Take a moment to reflect back on ideas that your team has presented to you in the last six months. You may not be able to remember all of them, but when you’ve got a few minutes, jot down as many as you can. Indicate which of the ideas were brought to life. Note the percentage that you approved and the percentage that you didn’t. Of the ideas you approved, how many fit with your existing ideals and values? How many did you approve even though you did not agree with them?
Typically, through this exercise, managers notice that they only approve ideas that line up with their own beliefs. If they do not see the relevance of the idea or agree with it, they do not give it the green light.
If you’re that kind of manager, we encourage you to challenge your assumptions. The next time the team brings forward ideas for consideration, approve one that does not line up with your existing beliefs. Force yourself to argue why the idea they proposed could work, and then pitch the idea back to the team to ensure you currently understand their thinking.
Even if the idea fails down the line, you’ll signal to your team that you are open to divergent thinking and are willing to see beyond your own biases. You may also find those biases loosen up over time.
None of us want to admit that we are resistant to change and new ideas — we feel it is a weakness.
If you can be open with yourself and your team about where your innovation biases lie, you’ll become more open to accepting new ideas. Try this: reveal your biases to your team. Invite team members to challenge your biases when they crop up at work. If you own the fact that you prefer the color blue, and someone pitches red, you can talk about it. You may eventually see the merits of red.
Sometimes we don’t need to make any changes to our org chart or how our teams interact. Sometimes all we need to do is refuse to accept cop-outs for ourselves, our leaders, and our subordinates.

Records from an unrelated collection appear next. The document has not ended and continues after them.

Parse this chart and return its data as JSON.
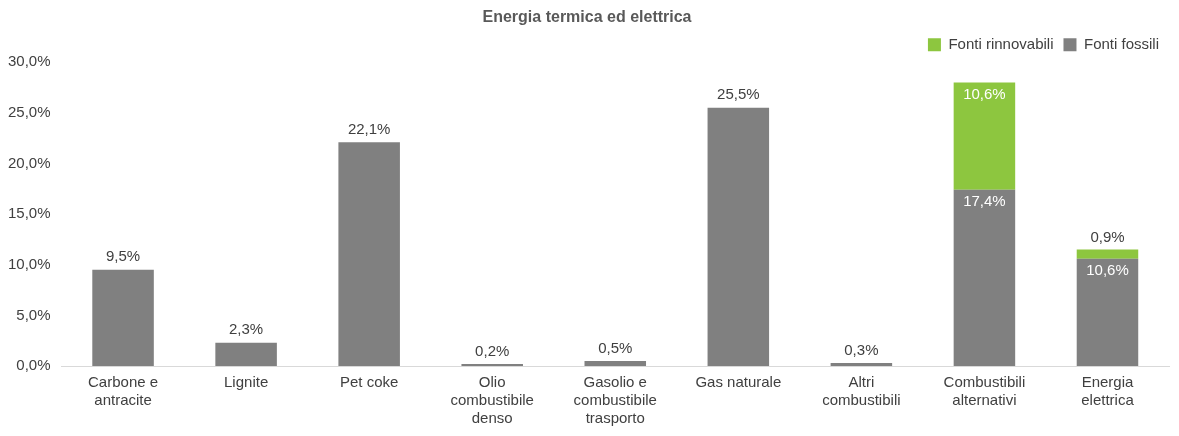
{
  "chart_data": {
    "type": "bar",
    "title": "Energia termica ed elettrica",
    "stacked": true,
    "legend": "top right",
    "categories": [
      "Carbone e antracite",
      "Lignite",
      "Pet coke",
      "Olio combustibile denso",
      "Gasolio e combustibile trasporto",
      "Gas naturale",
      "Altri combustibili",
      "Combustibili alternativi",
      "Energia elettrica"
    ],
    "series": [
      {
        "name": "Fonti fossili",
        "color": "#808080",
        "values": [
          9.5,
          2.3,
          22.1,
          0.2,
          0.5,
          25.5,
          0.3,
          17.4,
          10.6
        ],
        "value_labels": [
          "9,5%",
          "2,3%",
          "22,1%",
          "0,2%",
          "0,5%",
          "25,5%",
          "0,3%",
          "17,4%",
          "10,6%"
        ]
      },
      {
        "name": "Fonti rinnovabili",
        "color": "#8dc63f",
        "values": [
          null,
          null,
          null,
          null,
          null,
          null,
          null,
          10.6,
          0.9
        ],
        "value_labels": [
          null,
          null,
          null,
          null,
          null,
          null,
          null,
          "10,6%",
          "0,9%"
        ]
      }
    ],
    "ylim": [
      0,
      30
    ],
    "yticks": [
      {
        "value": 0,
        "label": "0,0%"
      },
      {
        "value": 5,
        "label": "5,0%"
      },
      {
        "value": 10,
        "label": "10,0%"
      },
      {
        "value": 15,
        "label": "15,0%"
      },
      {
        "value": 20,
        "label": "20,0%"
      },
      {
        "value": 25,
        "label": "25,0%"
      },
      {
        "value": 30,
        "label": "30,0%"
      }
    ],
    "grid": false
  }
}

If you talk to a random employee at a random organization, there is a good chance they’ll say that it’s not their place to come up with new ideas or to challenge the status quo. If you talk to that employee’s CEO, they’ll call bullshit. They’ll tell you they would love it if a frontline employee came forward with an innovative, new idea.
As frontline employees, sometimes all we need to do is take a risk, champion an idea, go right to the top, and pitch the hell out of our concept. We need to be direct in our communication and go directly to the chief decision-maker.
If you report to middle-management, there is a good chance you have a hard time pushing creative or innovative ideas past organizational roadblocks. Middle managers face pressure from both sides: the bottom of the organization and the top of the organization.
As a frontline employee, recognize this pressure when you approach a mid-level manager with a new idea. Before proposing an idea, identify ways that your manager might feel a sense of ownership over it. Egos can be fragile; there is a good chance your mid-level manager does not feel like they are being creative or innovative enough themselves. An idea from a subordinate can feel a bit threatening. Be conscious of this dynamic — find a way that you and your manager can jointly own the idea or partner on bringing it to life. You might find the roadblocks disappear.